While ISDS mechanisms are present in most investment treaties, some multilateral agreements have gained particular attention for how they are impeding climate action.
Among them, the Energy Charter Treaty, first discussed in the 1990s between Western and post-Soviet states and now with 53 signatories, has increasingly been used by fossil fuel companies to try and claw back financial losses stemming from environmental and climate policies. Last year, for example, Italy was ordered to pay more than $200 million plus interest to UK oil company Rockhopper as compensation for an offshore oil drilling ban.
Boyd’s interest in this topic was sparked during a 2022 visit to Slovenia, when he learned that the country was being sued for around $525 million by UK firm Ascent Resources for refusing to permit fracking for gas. Ascent Resources brought the claim under two agreements: the Energy Charter Treaty and a bilateral investment treaty between Slovenia and the UK.
12 largest-known awards by investor-state dispute settlement courts
According to academics at Boston University’s Global Development Policy Center who submitted evidence to Boyd’s investigation, there is a common theme across ISDS cases: The “existence of public pressure to act on climate change is used by investors as evidence that government decisions are ‘politically motivated’ and thus illegitimate.”
Boyd concludes: “This unjust, undemocratic and dysfunctional process has sparked a legitimacy crisis in the international investment regime.”
To address the problem, he recommends that governments withdraw their consent to arbitration under existing investment treaties, and either negotiate the removal of ISDS mechanisms from treaties or terminate existing agreements that include them, including the Energy Charter Treaty. Boyd also urges nations to negotiate new agreements that protect human rights and the environment.

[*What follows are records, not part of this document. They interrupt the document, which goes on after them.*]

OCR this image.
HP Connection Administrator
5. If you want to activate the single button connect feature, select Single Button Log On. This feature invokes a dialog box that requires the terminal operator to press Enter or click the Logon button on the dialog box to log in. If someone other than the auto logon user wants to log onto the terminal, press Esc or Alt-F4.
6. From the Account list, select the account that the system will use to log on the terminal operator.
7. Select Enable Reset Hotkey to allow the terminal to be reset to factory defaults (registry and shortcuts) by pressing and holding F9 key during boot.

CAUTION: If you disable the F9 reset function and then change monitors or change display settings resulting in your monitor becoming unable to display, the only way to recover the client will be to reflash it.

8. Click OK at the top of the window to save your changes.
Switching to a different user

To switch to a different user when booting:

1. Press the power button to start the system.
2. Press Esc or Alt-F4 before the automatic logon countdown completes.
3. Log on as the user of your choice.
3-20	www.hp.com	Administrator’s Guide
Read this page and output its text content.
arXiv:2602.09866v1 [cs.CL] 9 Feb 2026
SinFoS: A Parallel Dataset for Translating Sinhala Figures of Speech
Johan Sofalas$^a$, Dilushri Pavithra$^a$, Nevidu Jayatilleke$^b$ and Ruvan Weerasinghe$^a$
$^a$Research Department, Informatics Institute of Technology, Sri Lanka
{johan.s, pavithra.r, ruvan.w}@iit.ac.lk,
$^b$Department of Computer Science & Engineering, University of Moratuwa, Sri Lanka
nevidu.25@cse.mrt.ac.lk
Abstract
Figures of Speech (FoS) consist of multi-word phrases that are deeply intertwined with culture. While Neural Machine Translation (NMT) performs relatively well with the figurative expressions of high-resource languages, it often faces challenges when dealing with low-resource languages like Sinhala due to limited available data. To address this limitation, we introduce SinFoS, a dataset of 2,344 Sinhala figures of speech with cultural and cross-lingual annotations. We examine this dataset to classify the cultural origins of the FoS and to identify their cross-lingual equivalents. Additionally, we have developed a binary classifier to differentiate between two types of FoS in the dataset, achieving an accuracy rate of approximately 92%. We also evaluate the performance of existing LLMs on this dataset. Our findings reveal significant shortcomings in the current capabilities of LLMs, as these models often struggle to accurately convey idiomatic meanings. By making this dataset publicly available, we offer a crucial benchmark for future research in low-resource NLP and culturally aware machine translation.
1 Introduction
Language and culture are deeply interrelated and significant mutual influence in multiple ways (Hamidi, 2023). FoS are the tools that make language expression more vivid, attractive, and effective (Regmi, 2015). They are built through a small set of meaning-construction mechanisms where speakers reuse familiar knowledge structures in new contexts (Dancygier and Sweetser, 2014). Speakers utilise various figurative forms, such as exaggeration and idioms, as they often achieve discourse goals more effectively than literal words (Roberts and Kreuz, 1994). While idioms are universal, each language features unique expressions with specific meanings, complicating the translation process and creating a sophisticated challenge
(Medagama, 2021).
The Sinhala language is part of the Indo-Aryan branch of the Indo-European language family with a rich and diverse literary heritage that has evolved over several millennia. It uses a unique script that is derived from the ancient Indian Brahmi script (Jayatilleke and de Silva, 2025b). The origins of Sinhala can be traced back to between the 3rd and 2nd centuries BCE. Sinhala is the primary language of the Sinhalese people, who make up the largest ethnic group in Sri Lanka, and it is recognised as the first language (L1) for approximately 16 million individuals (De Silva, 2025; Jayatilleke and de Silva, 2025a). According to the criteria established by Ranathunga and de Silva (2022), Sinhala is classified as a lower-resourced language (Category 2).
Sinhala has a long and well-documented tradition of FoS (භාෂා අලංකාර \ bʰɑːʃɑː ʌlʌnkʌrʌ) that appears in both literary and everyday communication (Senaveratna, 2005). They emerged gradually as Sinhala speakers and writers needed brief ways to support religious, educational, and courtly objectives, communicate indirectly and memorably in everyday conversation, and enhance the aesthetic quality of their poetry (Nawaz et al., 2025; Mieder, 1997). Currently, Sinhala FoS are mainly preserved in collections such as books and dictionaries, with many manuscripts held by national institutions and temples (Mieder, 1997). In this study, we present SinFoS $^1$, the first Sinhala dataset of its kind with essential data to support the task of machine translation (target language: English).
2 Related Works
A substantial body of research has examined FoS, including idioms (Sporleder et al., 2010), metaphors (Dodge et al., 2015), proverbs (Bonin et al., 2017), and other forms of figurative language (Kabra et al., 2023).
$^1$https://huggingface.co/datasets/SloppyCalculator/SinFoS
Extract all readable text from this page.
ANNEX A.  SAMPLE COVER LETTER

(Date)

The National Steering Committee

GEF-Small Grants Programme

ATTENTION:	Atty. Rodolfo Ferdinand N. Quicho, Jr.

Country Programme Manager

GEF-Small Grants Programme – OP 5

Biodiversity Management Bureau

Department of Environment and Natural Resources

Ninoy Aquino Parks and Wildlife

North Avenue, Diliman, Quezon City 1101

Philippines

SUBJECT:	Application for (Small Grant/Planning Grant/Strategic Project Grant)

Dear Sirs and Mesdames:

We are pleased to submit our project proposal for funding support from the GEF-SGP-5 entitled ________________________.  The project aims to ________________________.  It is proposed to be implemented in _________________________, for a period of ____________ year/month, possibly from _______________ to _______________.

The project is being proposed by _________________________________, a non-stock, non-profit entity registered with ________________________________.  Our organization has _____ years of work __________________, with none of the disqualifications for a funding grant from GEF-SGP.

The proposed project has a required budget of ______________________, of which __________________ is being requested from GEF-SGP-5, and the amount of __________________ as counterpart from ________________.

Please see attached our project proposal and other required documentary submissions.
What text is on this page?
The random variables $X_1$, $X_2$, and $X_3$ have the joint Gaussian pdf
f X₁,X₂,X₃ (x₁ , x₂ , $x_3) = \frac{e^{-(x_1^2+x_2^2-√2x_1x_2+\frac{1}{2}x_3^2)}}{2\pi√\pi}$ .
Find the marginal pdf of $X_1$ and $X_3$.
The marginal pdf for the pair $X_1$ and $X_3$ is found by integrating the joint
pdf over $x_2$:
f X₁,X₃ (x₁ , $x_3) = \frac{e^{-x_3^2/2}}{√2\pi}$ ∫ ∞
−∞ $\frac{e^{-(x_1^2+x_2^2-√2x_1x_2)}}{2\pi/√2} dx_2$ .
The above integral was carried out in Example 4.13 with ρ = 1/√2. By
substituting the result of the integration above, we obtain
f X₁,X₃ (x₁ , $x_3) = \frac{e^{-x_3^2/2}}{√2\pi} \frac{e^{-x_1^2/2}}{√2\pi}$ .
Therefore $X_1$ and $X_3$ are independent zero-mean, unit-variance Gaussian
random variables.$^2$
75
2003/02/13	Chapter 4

Negotiations on “modernizing” the Energy Charter Treaty to shield climate regulations and technologies have been underway for several years. The UK, which is actively considering amended terms that would remove protections for new investments in fossil fuels, said it would review its membership in the treaty if states do not reach an agreement by November. Its official climate advisors have already advised it to leave.
Meanwhile, the European Union as a whole says leaving the treaty is “unavoidable” on the grounds that remaining would “clearly undermine” climate targets. Individual EU member states, including Spain, Germany, and France, have already pledged to quit.
Even if this happens, though, most investment treaties have “sunset” clauses which can bind states to them for years to come.
In 2016, TransCanada — since renamed TC Energy — sued the U.S. government under the North American Free Trade Agreement (NAFTA), over the Obama administration’s decision to cancel the Keystone XL tar sands pipeline on the grounds that it was incompatible with climate action.
While NAFTA was replaced in 2020 by the U.S.-Mexico-Canada Agreement (USMCA), which removed ISDS between the U.S. and Canada, TC Energy’s lawsuit is still in play.
Boyd is not the first to raise fundamental concerns about ISDS. In 2022, the U.N. Intergovernmental Panel on Climate Change (IPCC) said that trade and investment treaties may be limiting countries’ ability to cut their emissions.
A recent review of climate litigation by the UN Environment Program (UNEP) and the Sabin Center for Climate Change Law at Columbia University considers ISDS cases as part of an anti-climate legal “backlash.”
“The more compelling the need to adopt ambitious and abrupt measures to pursue climate objectives,” the review states, “the higher the risk of ISDS cases being brought against host States.”